Profil
Irawati Kusumorasri
Irawati Kusumorasri dan seni tari, khususnya tari Jawa, adalah dua sisi pada satu keping mata uang. Dedikasi, kecintaan dan prestasi Kusumorasri pada seni tari dan budaya Jawa sudah sangat diakui banyak kalangan, baik dalam maupun luar negeri. Nama seniwati kelahiran Solo, 1963 silam sudah banyak mengharumkan nama daerah dan bangsanya dalam berbagai misi kebudayaan ke mancanegara seperti Jepang, Perancis, Inggris, Malaysia, Jerman, Rusia, Kamboja, dan Belanda.

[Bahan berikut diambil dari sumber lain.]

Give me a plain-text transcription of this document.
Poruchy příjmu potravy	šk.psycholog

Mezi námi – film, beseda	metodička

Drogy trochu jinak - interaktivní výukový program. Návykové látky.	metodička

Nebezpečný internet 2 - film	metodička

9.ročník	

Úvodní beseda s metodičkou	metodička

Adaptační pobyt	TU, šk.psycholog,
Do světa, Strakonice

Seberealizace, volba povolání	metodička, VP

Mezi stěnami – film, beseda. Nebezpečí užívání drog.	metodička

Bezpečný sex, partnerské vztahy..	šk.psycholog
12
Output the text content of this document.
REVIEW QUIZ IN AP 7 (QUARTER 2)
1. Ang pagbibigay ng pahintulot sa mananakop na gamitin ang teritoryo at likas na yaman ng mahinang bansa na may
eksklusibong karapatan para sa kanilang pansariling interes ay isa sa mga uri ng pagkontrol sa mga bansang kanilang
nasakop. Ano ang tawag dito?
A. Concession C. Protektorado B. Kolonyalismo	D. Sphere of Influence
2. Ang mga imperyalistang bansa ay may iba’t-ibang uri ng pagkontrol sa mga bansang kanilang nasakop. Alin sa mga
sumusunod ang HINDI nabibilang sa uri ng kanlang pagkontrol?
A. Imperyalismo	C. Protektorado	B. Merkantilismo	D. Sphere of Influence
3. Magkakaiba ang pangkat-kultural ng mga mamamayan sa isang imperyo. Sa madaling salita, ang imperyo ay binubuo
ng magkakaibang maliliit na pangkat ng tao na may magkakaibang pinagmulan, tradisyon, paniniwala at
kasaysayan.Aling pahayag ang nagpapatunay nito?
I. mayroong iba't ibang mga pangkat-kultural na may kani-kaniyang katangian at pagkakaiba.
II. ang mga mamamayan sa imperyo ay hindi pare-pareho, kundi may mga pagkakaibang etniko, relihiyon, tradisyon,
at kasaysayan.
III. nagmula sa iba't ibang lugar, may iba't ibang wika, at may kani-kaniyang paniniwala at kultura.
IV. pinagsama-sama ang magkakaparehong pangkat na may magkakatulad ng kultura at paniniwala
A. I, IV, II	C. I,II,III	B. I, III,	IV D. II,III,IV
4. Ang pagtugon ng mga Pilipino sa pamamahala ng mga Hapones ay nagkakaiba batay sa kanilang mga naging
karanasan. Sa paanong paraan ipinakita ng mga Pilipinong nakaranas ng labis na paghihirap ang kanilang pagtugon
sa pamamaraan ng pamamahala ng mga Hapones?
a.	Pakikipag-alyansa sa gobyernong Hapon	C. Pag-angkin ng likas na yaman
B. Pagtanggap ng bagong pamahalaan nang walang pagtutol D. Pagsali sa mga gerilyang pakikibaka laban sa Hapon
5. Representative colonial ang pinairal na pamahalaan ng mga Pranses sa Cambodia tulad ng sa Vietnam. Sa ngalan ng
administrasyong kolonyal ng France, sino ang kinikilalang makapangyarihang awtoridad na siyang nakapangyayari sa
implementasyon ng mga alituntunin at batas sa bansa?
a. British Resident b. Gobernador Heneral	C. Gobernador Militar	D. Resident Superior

Sudah menggembleng diri dalam dunia gerak dan tari sejak berusia 5 tahun, Ira, panggilan akrabnya, belajar menata gerak di Prangwedanan, lingkungan istana Mangkunegaran, bersama Ibu Kus serta Ibu Bei Mintoraras. Di bawah asuhan kedua guru tersebut, bungsu dari pasangan Sudiyatmo dan Sri Wulan ini menguasai berbagai jenis tarian Jawa klasik seperti Srimpi Anglir Mendung, Srimpi Moncar, Gambyong, Mondraswara, Mondrokusumo, Mondorini, dan Langendriyan.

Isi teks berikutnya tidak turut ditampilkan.